Давненько не приходилось собираться с такой скоростью, как и ехать в настолько переполненном транспорте. Я попала в самый час пик, сначала в трамвае, где ни то, что сесть, но и ухватиться за что-то было трудновато, потом в метро, где люди набились так плотно и так тесно давили со всех сторон, что не стоило и пытаться достать телефон. В такой обстановке я не смогла бы читать, понимая, что любой стоящий рядом человек может заглянуть в сообщение вместе со мной.

Этого я никак не могла допустить. И хотя видела долгожданный конвертик на экране, была вынуждена терпеть. Представляя. Предвкушая. Мысленно разговаривая с Ним.
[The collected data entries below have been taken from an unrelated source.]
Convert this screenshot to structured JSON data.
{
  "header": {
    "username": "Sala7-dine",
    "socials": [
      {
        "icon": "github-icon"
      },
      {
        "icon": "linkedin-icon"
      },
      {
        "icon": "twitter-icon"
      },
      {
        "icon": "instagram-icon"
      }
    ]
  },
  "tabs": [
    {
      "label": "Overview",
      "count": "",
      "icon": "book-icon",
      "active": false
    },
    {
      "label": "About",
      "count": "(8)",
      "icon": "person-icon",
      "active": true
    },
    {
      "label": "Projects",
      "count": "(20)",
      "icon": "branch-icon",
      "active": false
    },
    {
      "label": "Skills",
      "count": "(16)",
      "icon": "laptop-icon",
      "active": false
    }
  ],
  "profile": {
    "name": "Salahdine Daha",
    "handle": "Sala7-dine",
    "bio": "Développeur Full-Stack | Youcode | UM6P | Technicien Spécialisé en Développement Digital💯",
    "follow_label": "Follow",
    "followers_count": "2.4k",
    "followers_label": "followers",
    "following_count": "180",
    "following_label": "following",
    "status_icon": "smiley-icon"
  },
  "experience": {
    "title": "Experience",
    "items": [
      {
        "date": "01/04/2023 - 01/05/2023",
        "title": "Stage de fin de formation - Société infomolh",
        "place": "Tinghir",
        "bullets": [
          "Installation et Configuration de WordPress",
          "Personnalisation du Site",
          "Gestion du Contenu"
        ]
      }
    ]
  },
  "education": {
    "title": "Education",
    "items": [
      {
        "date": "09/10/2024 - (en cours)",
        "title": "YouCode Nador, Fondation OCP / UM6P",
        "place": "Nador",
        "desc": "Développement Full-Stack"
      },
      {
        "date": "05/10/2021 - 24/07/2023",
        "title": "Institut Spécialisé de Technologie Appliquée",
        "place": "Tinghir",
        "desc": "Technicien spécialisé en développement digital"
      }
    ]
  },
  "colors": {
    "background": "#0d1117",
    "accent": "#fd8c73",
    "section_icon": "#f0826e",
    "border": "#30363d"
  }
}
Мне так сильно хотелось знать, что именно Он написал, что думать о чем-то ином не получалось. Он снова занял все мои мысли, и желание поговорить, увидеть, почувствовать превозмогало все прочие. И голод, и сонливость, и, тем более, мысли о предстоящей лекции.

Каким-то немыслимым образом я успела. Вбежала в аудиторию практически за мгновенье до Рогачева, запыхавшаяся и злая, потому что знала, что и теперь не успею ничего прочитать. Если только начну – уже не смогу оторваться, а дотошному доценту вряд ли придется по душе это наблюдать.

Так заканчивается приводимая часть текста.